Defiendo también la construcción del hospital veterinario. Es una falacia criticarlo por haber levantado y puesto a funcionar ese hospital, habiendo todavía tantos seres humanos sin atención médica básica. Es una falacia porque la opción nunca fue atender humanos o atender perros y gatos. El dinero alcanzaba para atender bien a ambos. Donde debió haber ahorro es en los miles de millones de dólares que el presidente ha gastado en el cultivo narcisista de su imagen. Ese es el verdadero dilema moral.
Finalmente, la manzana de la discordia. El régimen de excepción al que, de excepcional, solo le queda el nombre. No creo que haya un solo salvadoreño que no le reconozca al presidente Bukele el mérito y las agallas para terminar con las pandillas que tanto daño le han hecho a nuestra sociedad. Con lo que no puedo estar de acuerdo es con la supuesta necesidad de anularle a toda la población los derechos civiles más importantes para poder terminar con las pandillas.
No nos equivoquemos.
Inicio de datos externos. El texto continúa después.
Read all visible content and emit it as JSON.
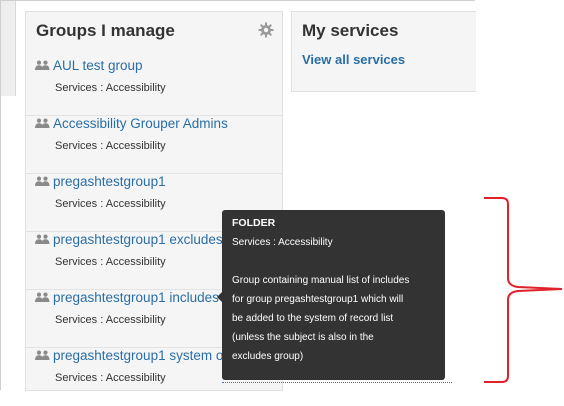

El debido proceso y la administración imparcial de justicia no son una herramienta para beneficio de los criminales; son la única garantía para proteger a los inocentes contra el uso arbitrario del poder del estado. Bukele y sus diputados nos quitaron eso y ahora todos -usted, sus hijos y nietos, sus padres y abuelos-estamos totalmente desprotegidos.
El próximo 4 de febrero el pueblo tendrá que afinar su balanza y decidir si quiere seguir entregando el oro de los derechos democráticas a cambio de un puñado de carísimas lentejuelas.
Joaquin Samayoa, Columnista de El Diario de Hoy.